Once they work out what kind of food the players will eat, then comes the “sneak” games to make it as healthy as possible.

“Anywhere we can manipulate an ingredient to where it tastes good, but they don’t know we do,” Grimes said.

The kitchen micro-dices vegetables into barely perceptible pieces and mixes them in several dishes with quinoa to boost the vitamin value.

The nutrition team even has a way to manipulate the batter to deep-fry things like chicken, Grimes said, through a combination of whole wheat flour and avocado oil.

“We’re kind of using the fried stuff as more strategic, kind of morale. Like we’re trying to keep them happy,” the chef said.

Grimes said he gave the players a suggestion box when he was building the menu, and the first selected suggested dish that came back was Oxtail. Thus, Oksehale has become a recurring favorite in the team cafe, and a critical game of the staff.

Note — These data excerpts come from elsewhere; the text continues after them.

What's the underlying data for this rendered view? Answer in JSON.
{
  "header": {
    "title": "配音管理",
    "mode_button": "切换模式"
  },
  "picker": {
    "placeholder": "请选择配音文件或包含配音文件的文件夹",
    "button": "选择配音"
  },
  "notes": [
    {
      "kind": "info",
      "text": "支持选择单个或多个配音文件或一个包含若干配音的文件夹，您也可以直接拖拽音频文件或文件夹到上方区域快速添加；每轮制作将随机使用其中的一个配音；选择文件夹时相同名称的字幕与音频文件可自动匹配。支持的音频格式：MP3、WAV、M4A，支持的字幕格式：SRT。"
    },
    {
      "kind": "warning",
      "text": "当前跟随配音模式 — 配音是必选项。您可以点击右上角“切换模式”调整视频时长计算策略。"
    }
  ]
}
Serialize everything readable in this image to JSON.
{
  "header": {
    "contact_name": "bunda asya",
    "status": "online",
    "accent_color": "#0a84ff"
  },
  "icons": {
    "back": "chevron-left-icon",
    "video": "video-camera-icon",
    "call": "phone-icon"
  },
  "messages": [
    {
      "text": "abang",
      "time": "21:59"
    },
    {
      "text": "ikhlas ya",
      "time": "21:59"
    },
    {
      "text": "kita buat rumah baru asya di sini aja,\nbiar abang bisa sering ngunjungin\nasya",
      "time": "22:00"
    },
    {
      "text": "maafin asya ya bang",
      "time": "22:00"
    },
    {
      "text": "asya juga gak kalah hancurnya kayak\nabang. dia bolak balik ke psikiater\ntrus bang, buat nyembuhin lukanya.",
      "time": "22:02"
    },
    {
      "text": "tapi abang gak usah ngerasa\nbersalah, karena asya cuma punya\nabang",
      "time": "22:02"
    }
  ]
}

Famed Kansas City Chiefs former head dietitian Leslie Bonci used similar strategies when putting together food to keep the Chiefs healthy through the start of the Patrick Mahomes era and their first two Super Bowls in the last decade.

“Hide the health. Start with the familiar and then amplify the nutrition for the intuition in the kitchen,” Bonci told Pakinomist Digital in response to UNC’s strategies.

Cheating game

The university’s credit card statements for Rinestine-Ressa, during the 2025 season and training camp (July 1 to Dec. 4), were obtained by Pakinomist Digital via a public records request.

Of the $129,644.38 spent on fast food or fast casual, the team spent the most money at Al’s Burger Shack, at $15,803.

“Al’s Burgers, they use 90-10 meat with me,” said Rinestine-Ressa, adding that they often bought the burger place for postgame meals last season, for up to 260 people. “So I can influence what they use because we buy it in such large quantities.”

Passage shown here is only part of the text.